Current Location: Home> Latest Articles> Use mb_eregi_replace to replace sensitive words in strings

Use mb_eregi_replace to replace sensitive words in strings

M66 2025-06-03

When building web applications, processing user input is an important task, especially filtering sensitive words. PHP provides some multi-byte string functions, where mb_eregi_replace is a powerful tool suitable for case-insensitive replacement of strings in multi-lingual environments. This article will explain how to use mb_eregi_replace to replace sensitive words in text.

1. Introduction to mb_eregi_replace function

mb_eregi_replace is a function provided by PHP multi-byte string extension mbstring , and its basic syntax is as follows:

 mb_eregi_replace(string $pattern, string $replacement, string $string, string $option = ""): string|false
  • $pattern : Regular expression to match the string to be replaced (case insensitive).

  • $replacement : The content used for replacement.

  • $string : original string.

  • $option : Optional parameter, used to specify encoding and other settings.

This function is suitable for processing multi-byte character sets such as UTF-8, and is ideal for handling Chinese sensitive word filtering.

2. Basic implementation of replacement sensitive words

Here is a simple example showing how to replace sensitive words in a string with mb_eregi_replace :

 <?php
// List of sensitive words
$sensitive_words = ['gamble', 'pornography', 'Violence'];

// Text to be processed
$input_text = "This website containsgambleandpornographycontent,access https://m66.net/play There will be more information。";

// Replace characters
$replacement = '***';

// Replace all sensitive words in a loop
foreach ($sensitive_words as $word) {
    $input_text = mb_eregi_replace($word, $replacement, $input_text);
}

echo $input_text;
?>

Output result:

 This website contains***and***content,access https://m66.net/play There will be more information。

As shown above, mb_eregi_replace accurately replaces multibyte sensitive words and leaves the URL and other content unchanged.

3. Use regular expressions to improve matching ability

In practical applications, sensitive words may have deformations, such as adding spaces or special symbols.
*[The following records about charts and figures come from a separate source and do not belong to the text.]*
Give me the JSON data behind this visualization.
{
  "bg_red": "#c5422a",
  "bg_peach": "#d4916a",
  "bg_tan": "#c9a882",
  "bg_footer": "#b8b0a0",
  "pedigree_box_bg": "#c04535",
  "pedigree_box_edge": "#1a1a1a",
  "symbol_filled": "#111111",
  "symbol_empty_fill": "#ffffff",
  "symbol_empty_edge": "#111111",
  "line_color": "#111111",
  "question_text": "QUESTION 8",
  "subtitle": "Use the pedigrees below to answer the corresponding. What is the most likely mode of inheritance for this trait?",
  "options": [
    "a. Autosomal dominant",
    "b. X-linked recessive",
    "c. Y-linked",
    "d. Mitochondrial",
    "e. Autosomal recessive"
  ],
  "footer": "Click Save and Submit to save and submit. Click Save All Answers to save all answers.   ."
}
We can use more complex regular expressions to improve recognition, for example:

 <?php
$sensitive_words = ['bet\s*Blog', 'color\s*Affection', 'Brutal\s*force'];
$input_text = "This is a matter ofbet Blogcontent,Also includedBrutal  forceandseAffection,请勿access http://m66.net/bad.html。";

foreach ($sensitive_words as $word) {
    $pattern = $word;
    $input_text = mb_eregi_replace($pattern, '***', $input_text);
}

echo $input_text;
?>

Output:

 This is a matter of***content,Also included***and***,请勿access http://m66.net/bad.html。

Use \s* to match any spaces so that the deformed sensitive words can also be replaced correctly.

4. Things to note

  • mb_eregi_replace was removed after PHP 8.0. It is recommended to use preg_replace with mb_convert_encoding to achieve similar functions.

  • Make sure that mbstring extension is enabled before use.

  • Special characters in the matching pattern should be escaped, otherwise a regular matching error may be caused.

V. Conclusion

With mb_eregi_replace , we can easily achieve accurate replacement of sensitive words in multi-lingual environments. However, it needs to be aware of its compatibility issues. It is recommended that new projects consider using more modern alternatives, such as a regular expression library that combines preg_replace and Unicode-supported. Either way, building a safe and healthy content environment is always an important responsibility of every developer.